Bob and I stood in the living room of a breeder’s magnificent Back Bay brownstone, staring around with awe. Bob was an Air Force Captain, and we lived on base. Our ground floor apartment, though spacious, looked nothing like this. As I glanced down at my platform shoes buried in a splendid red Oriental rug so deep it touched the bottom of my bell-bottoms, I heard the breeder say, “Awah. Theah he is,” scooping up a miniscule grey kitten riding into the room on the back of an enormous German Shepherd. She put him in my arms, and he immediately claimed his position, nestling his round head on my arm and gazing calmly around.
I couldn’t believe we were shopping for a kitten, or that we were willing to pay one-fourth of Bob’s monthly salary for one. A long-time dog owner, from a family of dog owners, I wasn’t particularly fond of cats. However, Rachel, with four-year-old persistence, begged for her own kitten to add to our five-year-old Sheltie, Bonnie. Shelties were good with cats, so my best excuse, “It won’t get along with the dog,” was useless. I then assumed we’d rescue a kitten, or get one of the many free ones on base. But, back then, rescuing wasn’t as popular as it is now.
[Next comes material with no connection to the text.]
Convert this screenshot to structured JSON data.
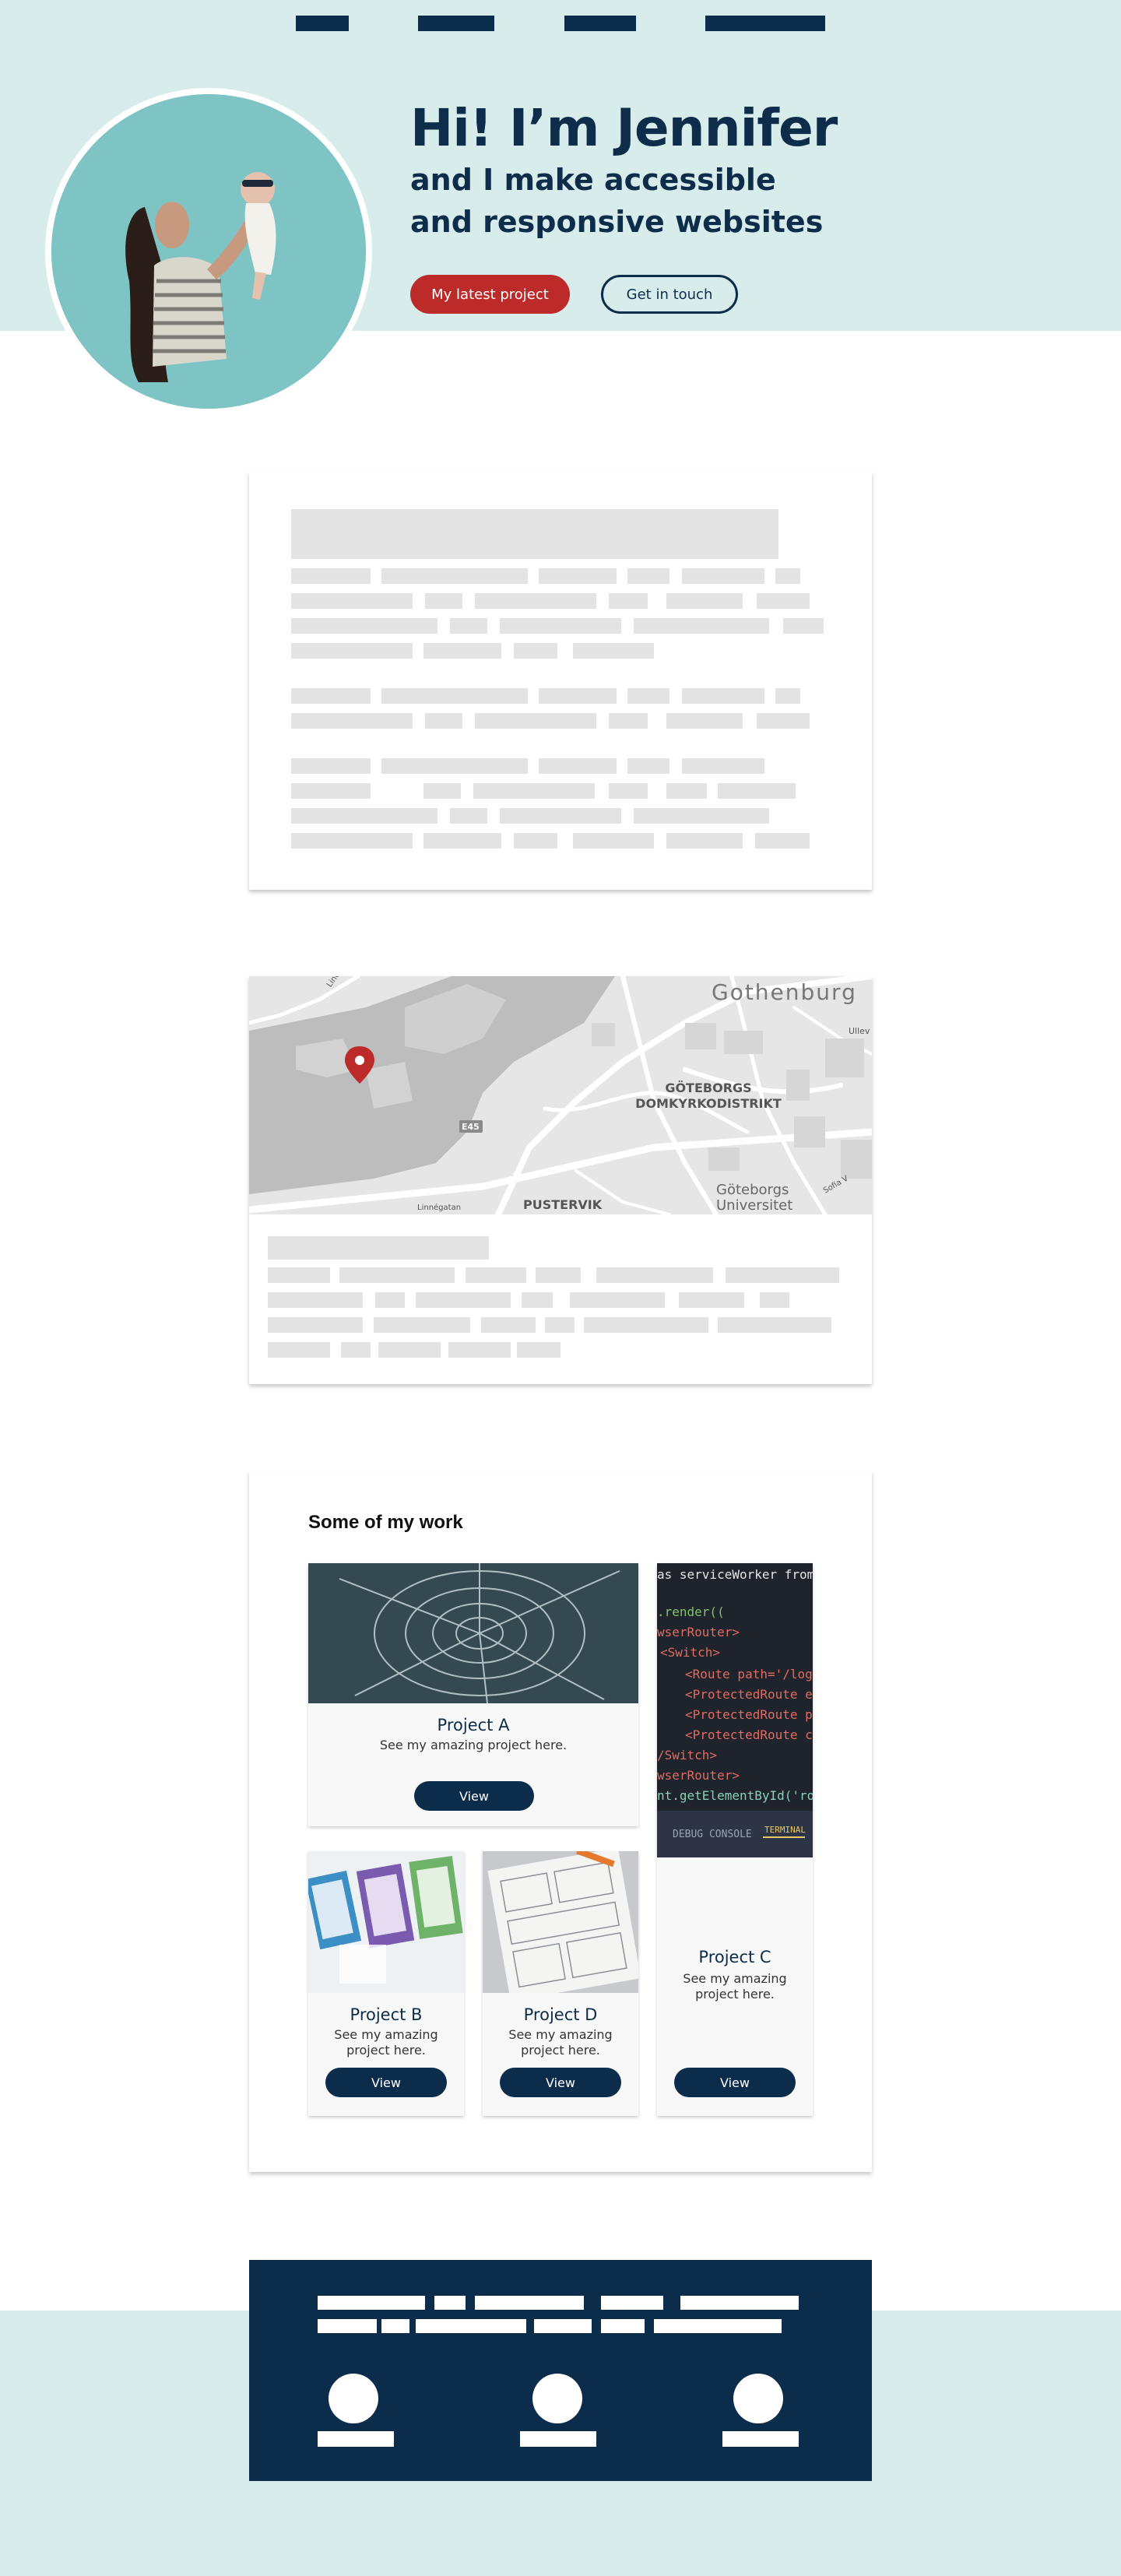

Instead, my husband, on an impulsive foray into a pet store one day, fell in love with a black, Persian kitten. As I debated petting its extremely soft fur, I noticed the price tag on the cage: $400. “Bob, come on! No way am I paying $400 for a CAT!”
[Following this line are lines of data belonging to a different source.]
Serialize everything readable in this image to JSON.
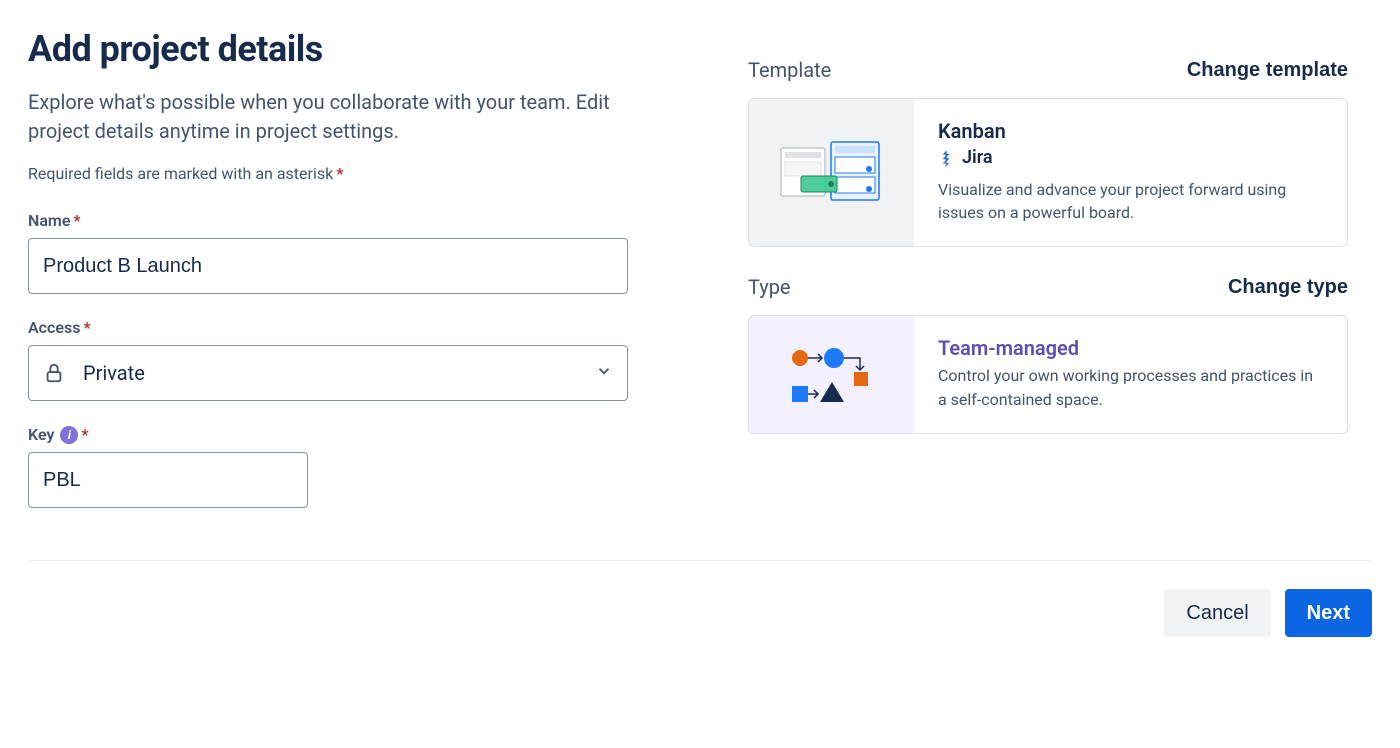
{
  "header": {
    "title": "Add project details",
    "description": "Explore what's possible when you collaborate with your team. Edit project details anytime in project settings.",
    "required_note": "Required fields are marked with an asterisk"
  },
  "form": {
    "name": {
      "label": "Name",
      "value": "Product B Launch"
    },
    "access": {
      "label": "Access",
      "value": "Private"
    },
    "key": {
      "label": "Key",
      "value": "PBL"
    }
  },
  "template": {
    "section_label": "Template",
    "change_label": "Change template",
    "title": "Kanban",
    "product": "Jira",
    "description": "Visualize and advance your project forward using issues on a powerful board."
  },
  "type": {
    "section_label": "Type",
    "change_label": "Change type",
    "title": "Team-managed",
    "description": "Control your own working processes and practices in a self-contained space."
  },
  "footer": {
    "cancel": "Cancel",
    "next": "Next"
  }
}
We left the store, but a week later a similar expedition discovered a silky grey Himalayan kitten at another pet store. Bob liked this cat even better because, as he said, “Its nose isn’t all squished.” I, however, pointed out that he was moving in the wrong direction; the price on this kitten was $600! “I refuse to pay one month’s salary for a cat we could get free at a shelter,” I repeated. But Bob, whose persistence Rachel had inherited, kept campaigning for a “purebred cat so we’d know what it would look like when it grew up,” an unfair argument I’d used five years earlier when we were shopping for Bonnie. So I gave in and looked for Himalayan breeders in the paper. Sure enough, several local breeders were listed, and one had kittens available for $150. I still thought the price outrageous, but since we’d paid that for Bonnie, I had little ground on which to stand.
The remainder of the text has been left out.